Julio Velasco alla guida della nazionale femminile è qualcosa più di una suggestione. Per risollevare l’ambiente dopo le delusioni del recente passato, infatti, la Federazione sta pensando a una svolta radicale in quella che è stata fin qui la guida tecnica della formazione azzurra. Il rapporto con l’attuale tecnico Davide Mazzanti è ormai arrivato ai minimi termini, con una separazione dai più data pressoché per scontata e la sensazione che per ricaricare l’Italia in vista di Parigi ci sia bisogno di un deciso cambio di rotta.
Parlando ai microfoni di Sky Sport, il presidente di Federvolley, Giuseppe Manfredi, ha di fatto dato il benservito all’allenatore di Fano, aprendo le porte alla sua successione senza che – nel mentre – sia stata formalizzata alcuna separazione. Quelli che però fino a poco tempo fa erano stati velocemente derubricati a pettegolezzi si sono invece materializzati dalla viva voce del numero uno del volley italiano, con quella frase (“Julio Velasco è una delle cinque, sei ipotesi che stiamo valutando per la nazionale femminile”) a puntare i riflettori sull’attuale allenatore dell’Uyba Busto Arsizio da una parte e, dall’altra, a dare la spallata decisiva all’odierno tecnico della nazionale. “Capire, fin da subito, come rimettere in carreggiata tutto il sistema” è l’obiettivo della Federazione che – ammettendo come quella in corso sia stata una stagione abbastanza deludente – guarda avanti a quel che verrà e, così facendo, all’esigenza di non tergiversare ulteriormente nei provvedimenti da prendere per raddrizzare la barca prima che affondi del tutto.

In questo contesto, il nome di Velasco non può che far tremare i polsi ai suoi estimatori e, allargando l’obiettivo, a tutti coloro che ne ricordano non soltanto le imprese in campo maschile, ma anche il passaggio – per la verità piuttosto breve – alla testa della selezione femminile. Il quinto posto agli Europei del 1997 in Repubblica Ceca non passò certo alla storia dello sport internazionale; decisamente meglio andò all’intuizione, poi divenuta realtà, di dare vita a una squadra, l’odierno Club Italia, in grado di sviluppare i migliori talenti giovanili sotto l’occhio vigile e attento degli allenatori federali. Il volto dell’allenatore argentino naturalizzato italiano ovviamente resterà sempre legato alla cosiddetta Generazione di fenomeni, un gruppo nel quale i vari Andrea Lucchetta, Andrea Giani, Andrea Giorgi, Andrea Gardini, Luca Cantagalli e Lorenzo Bernardi, tanto per citare i più noti al grande pubblico, portarono la pallavolo italiana ai vertici mondiali vincendo Europei, Mondiali, World League a ripetizione e mancando d’un soffio, ma davvero di un nonnulla, l’appuntamento con l’oro olimpico di Atlanta 1996.

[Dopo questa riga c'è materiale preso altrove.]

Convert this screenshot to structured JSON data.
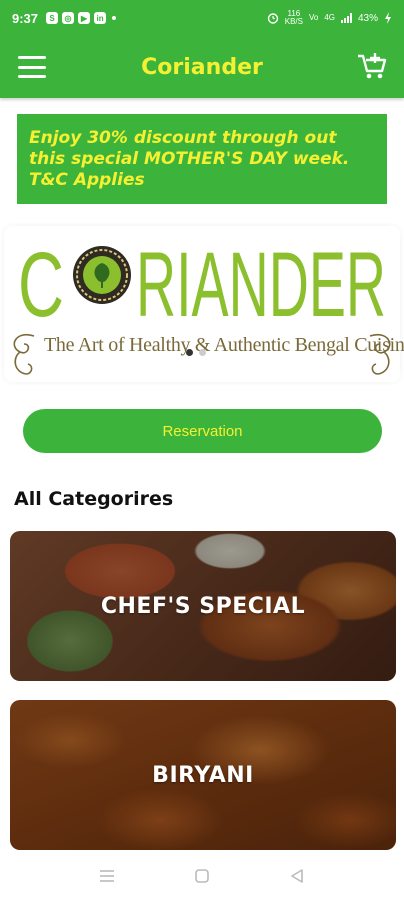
{
  "status_bar": {
    "time": "9:37",
    "apps": [
      "S",
      "◎",
      "▶",
      "in"
    ],
    "net_speed_top": "116",
    "net_speed_bottom": "KB/S",
    "net_1": "Vo",
    "net_2": "4G",
    "battery": "43%"
  },
  "app_bar": {
    "title": "Coriander",
    "menu_icon": "hamburger-menu-icon",
    "cart_icon": "add-to-cart-icon"
  },
  "promo": {
    "text": "Enjoy 30% discount through out this special MOTHER'S DAY week. T&C Applies"
  },
  "logo": {
    "brand": "CORIANDER",
    "tagline": "The Art of Healthy & Authentic Bengal Cuisine"
  },
  "reservation_button": {
    "label": "Reservation"
  },
  "categories_section": {
    "title": "All Categorires",
    "items": [
      {
        "label": "CHEF'S SPECIAL"
      },
      {
        "label": "BIRYANI"
      }
    ]
  },
  "colors": {
    "primary": "#3cb43c",
    "accent_yellow": "#f5f032",
    "logo_green": "#8cbf2e"
  }
}
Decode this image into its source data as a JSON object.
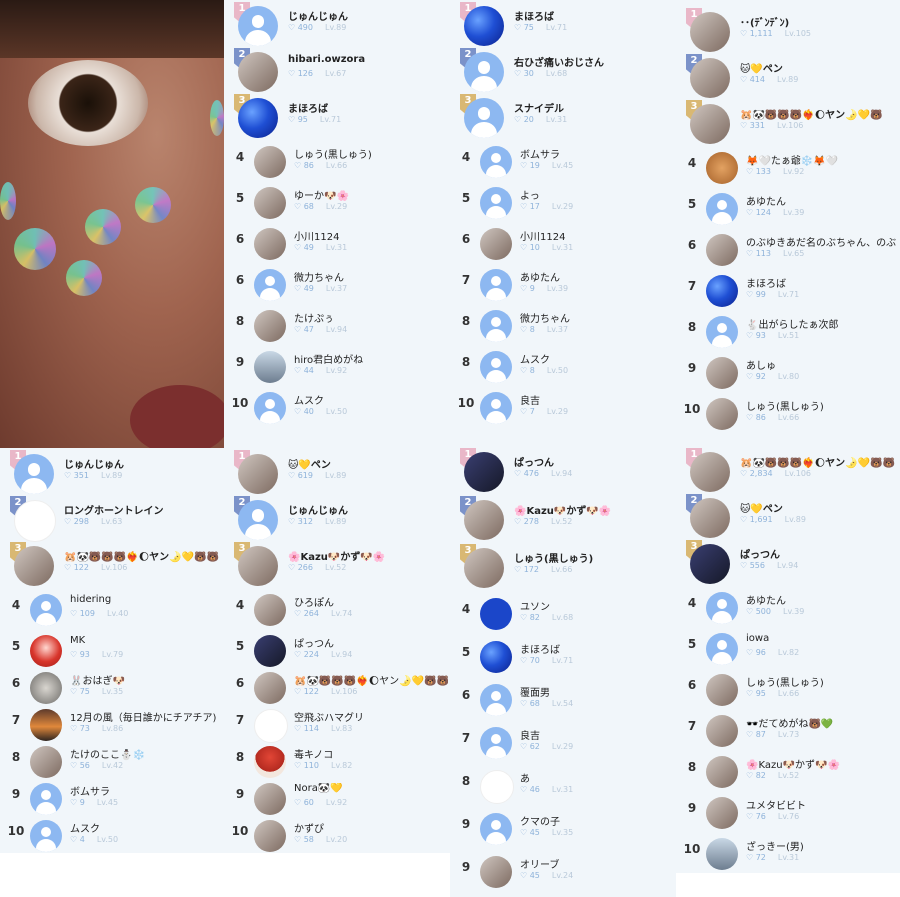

Farsi cullare da questi ricordi è dolce per chiunque li abbia vissuti, pensare alla chiamata di Velasco per risollevare le sorti delle azzurre dopo il quarto posto all’Europeo e, ancor peggio, alla mancata qualificazione olimpica seguita al flop continentale, un toccasana in attesa che il ranking, non il campo, prenoti i biglietti validi per la visita alla Tour Eiffel.
Che tra Europei e qualificazioni olimpiche non ci fosse il tempo materiale per cambiare la guida tecnica è un fatto; che l’attuale sia “stata una stagione abbastanza deludente”, pure. Detto del carico da novanta rappresentato dal nome di Velasco – che peraltro esclude contatti tra le parti – non è dato sapere quali altri tecnici si nascondano tra le “cinque, sei ipotesi” sui cui la Federazione starebbe lavorando. Quel che è certo è che chiunque andrà a sedere sulla panchina azzurra sarà chiamato a ricucire il prima possibile i rapporti interrotti fragorosamente con le numerose giocatrici escluse dal progetto nel corso dell’ultimo anno. L’elenco, in questo senso, è lungo, a partire da quella Paola Egonu uscita dai radar proprio quando, in fondo, ce ne sarebbe stato più bisogno.